Mornings are great when our breakfasts are great. Breakfasts form a very important part of the day's food. It is also something which drives our mood for the rest of the day. It is very important to strike a balance between healthy and tasty when it comes to breakfasts. We have curated two lip-smacking recipes which will brighten up the rest of your day.

Coffee pancakes:

Ingredients:

150 ml of coffee

2 large eggs

150 ml of milk

150 g of flour

50 g of sugar

1 pinch of salt

Butter to taste

Method:

Prepare the coffee with mocha and let it cool. Separate the egg white and the yolks. Take a container and add egg yolks, sugar, flour, milk, coffee and salt and whisk together. Add the egg whites in the mix and whisk everything nicely.
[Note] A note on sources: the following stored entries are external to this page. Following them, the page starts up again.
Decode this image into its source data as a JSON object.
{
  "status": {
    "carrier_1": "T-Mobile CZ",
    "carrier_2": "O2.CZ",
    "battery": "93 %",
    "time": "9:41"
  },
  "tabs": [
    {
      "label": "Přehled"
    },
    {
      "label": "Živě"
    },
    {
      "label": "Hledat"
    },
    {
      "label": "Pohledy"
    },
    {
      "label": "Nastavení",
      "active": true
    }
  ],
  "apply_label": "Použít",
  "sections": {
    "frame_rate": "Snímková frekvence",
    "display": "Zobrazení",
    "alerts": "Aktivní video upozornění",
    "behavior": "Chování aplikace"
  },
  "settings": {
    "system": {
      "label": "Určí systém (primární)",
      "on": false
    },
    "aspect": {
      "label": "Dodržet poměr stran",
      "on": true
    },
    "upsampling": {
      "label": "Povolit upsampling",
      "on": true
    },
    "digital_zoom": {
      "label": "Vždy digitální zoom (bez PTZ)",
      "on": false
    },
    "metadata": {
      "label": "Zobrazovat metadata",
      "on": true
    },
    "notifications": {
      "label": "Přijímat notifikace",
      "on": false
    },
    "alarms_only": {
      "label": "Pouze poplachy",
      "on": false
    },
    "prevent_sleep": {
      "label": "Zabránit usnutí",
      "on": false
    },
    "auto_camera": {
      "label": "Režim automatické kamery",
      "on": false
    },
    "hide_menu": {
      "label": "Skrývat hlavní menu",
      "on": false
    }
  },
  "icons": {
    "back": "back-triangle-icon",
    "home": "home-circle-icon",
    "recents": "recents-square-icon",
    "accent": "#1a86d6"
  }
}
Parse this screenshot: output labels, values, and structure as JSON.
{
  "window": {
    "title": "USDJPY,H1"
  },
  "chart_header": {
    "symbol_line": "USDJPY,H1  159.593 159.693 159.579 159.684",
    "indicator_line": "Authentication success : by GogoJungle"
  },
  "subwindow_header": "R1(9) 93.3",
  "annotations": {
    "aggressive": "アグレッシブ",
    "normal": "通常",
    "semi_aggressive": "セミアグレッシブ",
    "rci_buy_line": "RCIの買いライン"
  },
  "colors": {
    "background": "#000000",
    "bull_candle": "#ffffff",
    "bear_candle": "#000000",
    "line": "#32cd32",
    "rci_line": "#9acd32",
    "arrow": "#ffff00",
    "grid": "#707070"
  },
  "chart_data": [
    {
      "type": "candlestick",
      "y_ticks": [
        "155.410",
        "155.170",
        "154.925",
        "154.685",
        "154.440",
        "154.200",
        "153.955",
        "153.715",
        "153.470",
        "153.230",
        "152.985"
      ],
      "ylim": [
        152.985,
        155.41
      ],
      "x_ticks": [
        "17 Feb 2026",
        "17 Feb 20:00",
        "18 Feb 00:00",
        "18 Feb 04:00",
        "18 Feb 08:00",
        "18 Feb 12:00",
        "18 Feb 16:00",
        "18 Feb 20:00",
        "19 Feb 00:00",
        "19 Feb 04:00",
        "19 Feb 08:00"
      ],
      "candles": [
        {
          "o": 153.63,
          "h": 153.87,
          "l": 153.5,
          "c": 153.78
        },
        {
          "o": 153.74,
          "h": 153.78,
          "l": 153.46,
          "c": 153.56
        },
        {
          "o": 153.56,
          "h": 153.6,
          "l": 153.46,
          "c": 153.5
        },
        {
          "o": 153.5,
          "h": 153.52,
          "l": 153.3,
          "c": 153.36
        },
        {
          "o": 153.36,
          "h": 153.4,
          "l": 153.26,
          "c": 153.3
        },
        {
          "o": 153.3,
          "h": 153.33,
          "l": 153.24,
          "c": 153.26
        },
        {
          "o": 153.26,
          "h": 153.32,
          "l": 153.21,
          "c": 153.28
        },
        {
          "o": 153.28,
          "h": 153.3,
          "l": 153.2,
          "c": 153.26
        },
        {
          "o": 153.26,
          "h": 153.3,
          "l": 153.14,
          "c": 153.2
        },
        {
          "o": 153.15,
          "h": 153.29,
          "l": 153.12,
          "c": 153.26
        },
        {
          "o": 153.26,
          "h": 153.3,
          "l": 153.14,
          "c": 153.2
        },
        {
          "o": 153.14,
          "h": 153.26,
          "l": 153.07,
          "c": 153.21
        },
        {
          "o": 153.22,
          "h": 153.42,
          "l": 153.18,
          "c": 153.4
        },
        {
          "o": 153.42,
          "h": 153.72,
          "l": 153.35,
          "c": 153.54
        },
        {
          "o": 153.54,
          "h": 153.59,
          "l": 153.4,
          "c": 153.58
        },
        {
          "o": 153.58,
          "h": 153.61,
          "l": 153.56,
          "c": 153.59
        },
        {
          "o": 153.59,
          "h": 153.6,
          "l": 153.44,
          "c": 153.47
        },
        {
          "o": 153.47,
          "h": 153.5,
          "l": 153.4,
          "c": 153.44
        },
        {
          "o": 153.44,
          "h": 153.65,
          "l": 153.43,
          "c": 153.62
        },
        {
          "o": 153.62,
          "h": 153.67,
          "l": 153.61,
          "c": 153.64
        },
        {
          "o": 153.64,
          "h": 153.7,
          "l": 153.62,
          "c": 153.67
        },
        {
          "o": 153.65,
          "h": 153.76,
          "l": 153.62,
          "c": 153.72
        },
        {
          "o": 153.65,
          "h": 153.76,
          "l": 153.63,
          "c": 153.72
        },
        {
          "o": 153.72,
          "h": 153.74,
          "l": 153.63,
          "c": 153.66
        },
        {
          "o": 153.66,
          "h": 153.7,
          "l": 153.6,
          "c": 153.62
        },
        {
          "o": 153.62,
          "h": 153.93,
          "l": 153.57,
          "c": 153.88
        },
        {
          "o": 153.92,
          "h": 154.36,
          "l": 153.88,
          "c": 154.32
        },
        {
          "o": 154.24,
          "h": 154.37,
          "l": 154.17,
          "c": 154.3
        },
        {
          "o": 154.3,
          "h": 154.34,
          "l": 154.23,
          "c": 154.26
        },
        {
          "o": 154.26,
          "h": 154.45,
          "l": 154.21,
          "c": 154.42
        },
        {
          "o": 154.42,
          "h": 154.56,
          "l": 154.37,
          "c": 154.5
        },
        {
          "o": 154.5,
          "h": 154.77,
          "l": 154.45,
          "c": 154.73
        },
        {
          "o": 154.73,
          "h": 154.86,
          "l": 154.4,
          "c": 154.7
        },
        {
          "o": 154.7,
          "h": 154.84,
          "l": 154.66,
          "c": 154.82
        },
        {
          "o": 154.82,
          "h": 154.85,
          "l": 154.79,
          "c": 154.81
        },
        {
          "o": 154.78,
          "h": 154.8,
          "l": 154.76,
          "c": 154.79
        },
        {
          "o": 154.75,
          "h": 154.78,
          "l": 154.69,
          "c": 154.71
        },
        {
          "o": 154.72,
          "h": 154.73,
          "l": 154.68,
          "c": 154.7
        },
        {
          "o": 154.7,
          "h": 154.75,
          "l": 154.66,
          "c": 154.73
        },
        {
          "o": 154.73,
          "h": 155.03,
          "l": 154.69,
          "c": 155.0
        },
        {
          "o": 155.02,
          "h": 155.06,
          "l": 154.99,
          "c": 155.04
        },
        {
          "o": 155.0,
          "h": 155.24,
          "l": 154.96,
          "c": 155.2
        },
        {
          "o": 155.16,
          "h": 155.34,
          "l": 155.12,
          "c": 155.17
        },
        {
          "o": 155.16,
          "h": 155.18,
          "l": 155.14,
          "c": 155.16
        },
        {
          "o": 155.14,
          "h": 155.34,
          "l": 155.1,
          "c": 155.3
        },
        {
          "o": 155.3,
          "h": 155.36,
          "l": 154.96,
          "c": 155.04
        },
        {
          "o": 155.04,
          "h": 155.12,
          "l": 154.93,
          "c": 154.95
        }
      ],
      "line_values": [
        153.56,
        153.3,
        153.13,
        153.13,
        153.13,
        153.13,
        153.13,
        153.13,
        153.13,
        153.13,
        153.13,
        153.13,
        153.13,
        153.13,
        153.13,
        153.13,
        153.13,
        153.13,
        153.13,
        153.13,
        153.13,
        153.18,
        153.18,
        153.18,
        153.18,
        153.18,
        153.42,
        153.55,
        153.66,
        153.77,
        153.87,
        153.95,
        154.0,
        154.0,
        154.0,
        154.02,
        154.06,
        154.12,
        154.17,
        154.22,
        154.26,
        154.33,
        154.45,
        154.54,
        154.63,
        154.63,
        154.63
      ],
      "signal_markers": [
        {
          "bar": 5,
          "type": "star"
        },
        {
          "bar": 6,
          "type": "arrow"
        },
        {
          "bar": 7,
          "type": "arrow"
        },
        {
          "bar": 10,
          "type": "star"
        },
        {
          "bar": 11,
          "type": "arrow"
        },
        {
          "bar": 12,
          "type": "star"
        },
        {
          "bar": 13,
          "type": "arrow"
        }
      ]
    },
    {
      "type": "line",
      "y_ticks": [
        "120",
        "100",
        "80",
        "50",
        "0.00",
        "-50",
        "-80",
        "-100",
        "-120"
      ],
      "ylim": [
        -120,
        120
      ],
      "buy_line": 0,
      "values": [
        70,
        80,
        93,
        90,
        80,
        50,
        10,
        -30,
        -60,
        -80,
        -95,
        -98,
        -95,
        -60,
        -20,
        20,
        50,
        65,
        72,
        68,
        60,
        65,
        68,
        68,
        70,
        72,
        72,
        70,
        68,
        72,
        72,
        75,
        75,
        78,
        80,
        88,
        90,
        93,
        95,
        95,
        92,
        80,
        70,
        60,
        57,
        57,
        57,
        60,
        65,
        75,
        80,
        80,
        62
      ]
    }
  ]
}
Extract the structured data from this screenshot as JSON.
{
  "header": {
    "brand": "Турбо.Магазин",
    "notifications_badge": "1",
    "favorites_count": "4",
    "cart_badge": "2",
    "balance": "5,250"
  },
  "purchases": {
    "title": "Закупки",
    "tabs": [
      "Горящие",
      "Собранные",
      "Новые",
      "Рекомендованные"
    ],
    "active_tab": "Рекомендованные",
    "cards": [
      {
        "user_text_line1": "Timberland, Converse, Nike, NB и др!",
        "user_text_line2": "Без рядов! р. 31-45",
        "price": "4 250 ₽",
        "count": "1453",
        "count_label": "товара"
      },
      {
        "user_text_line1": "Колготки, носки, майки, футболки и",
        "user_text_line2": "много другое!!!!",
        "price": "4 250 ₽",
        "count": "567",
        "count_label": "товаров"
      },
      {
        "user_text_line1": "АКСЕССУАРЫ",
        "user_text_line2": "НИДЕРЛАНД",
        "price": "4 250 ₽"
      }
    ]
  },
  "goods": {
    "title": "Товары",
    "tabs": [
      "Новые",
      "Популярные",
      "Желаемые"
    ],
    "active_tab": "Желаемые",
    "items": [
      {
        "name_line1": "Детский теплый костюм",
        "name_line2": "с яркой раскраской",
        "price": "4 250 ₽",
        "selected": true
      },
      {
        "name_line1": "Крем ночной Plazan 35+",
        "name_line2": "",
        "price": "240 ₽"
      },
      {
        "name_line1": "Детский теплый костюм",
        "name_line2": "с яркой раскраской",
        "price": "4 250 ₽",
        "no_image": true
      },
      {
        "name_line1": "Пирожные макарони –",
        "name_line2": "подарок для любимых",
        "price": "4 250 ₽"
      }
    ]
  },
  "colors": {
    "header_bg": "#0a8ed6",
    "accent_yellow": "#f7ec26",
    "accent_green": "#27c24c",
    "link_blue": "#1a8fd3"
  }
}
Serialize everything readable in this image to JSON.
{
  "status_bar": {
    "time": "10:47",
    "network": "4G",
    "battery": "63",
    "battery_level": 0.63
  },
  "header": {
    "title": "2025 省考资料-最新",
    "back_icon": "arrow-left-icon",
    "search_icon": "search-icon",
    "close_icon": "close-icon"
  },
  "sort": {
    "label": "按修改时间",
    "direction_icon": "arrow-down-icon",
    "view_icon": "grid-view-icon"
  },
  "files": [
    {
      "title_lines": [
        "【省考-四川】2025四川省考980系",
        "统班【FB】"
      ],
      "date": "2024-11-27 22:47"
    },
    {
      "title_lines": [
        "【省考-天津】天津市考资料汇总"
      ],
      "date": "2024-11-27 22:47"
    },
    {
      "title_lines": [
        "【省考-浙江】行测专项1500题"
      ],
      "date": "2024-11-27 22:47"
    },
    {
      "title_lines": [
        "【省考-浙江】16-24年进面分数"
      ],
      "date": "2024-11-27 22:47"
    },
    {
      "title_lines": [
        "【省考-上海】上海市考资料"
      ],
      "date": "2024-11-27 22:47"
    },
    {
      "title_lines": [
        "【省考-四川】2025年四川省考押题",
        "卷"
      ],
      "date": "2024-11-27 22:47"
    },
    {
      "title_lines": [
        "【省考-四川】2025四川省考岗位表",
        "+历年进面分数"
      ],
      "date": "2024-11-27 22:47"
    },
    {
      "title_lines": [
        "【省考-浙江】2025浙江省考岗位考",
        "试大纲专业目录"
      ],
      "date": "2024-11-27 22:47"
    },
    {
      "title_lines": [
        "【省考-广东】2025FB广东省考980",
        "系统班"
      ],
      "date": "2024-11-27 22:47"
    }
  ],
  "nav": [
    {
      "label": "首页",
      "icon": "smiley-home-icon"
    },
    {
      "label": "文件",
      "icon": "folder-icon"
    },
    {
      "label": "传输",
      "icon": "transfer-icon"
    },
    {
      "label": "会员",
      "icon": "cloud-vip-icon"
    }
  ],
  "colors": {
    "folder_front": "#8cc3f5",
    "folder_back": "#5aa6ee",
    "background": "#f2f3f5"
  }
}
Cover the mixture with a cloth and let it rest for some time. To make the pancakes, take a medium-sized non-stick pan and add a dollop of butter. Pour the mix in small amounts and bake the pancakes on both sides. Garnish the stack of pancakes with icing sugar, dark chocolate flakes, whipped cream, jams or honey to taste and relish.

(Recipe: Abdul Sahid Khan, Head Trainer, Lavazza India)

Espresso macarons:

Ingredients:

4 egg whites

75g caster sugar

225g icing sugar

115g ground almonds

1 shot espresso

1 shot espresso

A pinch of salt

150g dark chocolate

125ml double cream

Method:

Whisk egg whites with caster sugar in clean bowl until they form stiff peaks. Sieve icing sugar and almonds into bowl to prevent clumps. Slowly fold these into egg white mixture. Incorporate espresso a little at a time. Spoon mixture into piping bag. Cover baking sheets with non-stick paper or baking parchment. Pipe small circles of mixture onto parchment. Macarons don’t spread too much when baked; leave only a small gap between them. When finished, tap baking sheet onto worktop a few times to help release air bubbles. Leave macarons for 20-40 minutes, or until they get a nice crust; they should be dry to the touch before baking. Preheat oven to 150℃/300℉. Heat cream in saucepan until boiling, then remove from heat and add espresso and chocolate (chopped). Wait a few seconds for chocolate to melt, then stir until it forms a shiny ganache. Leave to cool. Bake macarons for 20-25 minutes. They should come off the parchment easily when partially cooled. When completely cool, spread ganache onto one macaron, then sandwich it with another.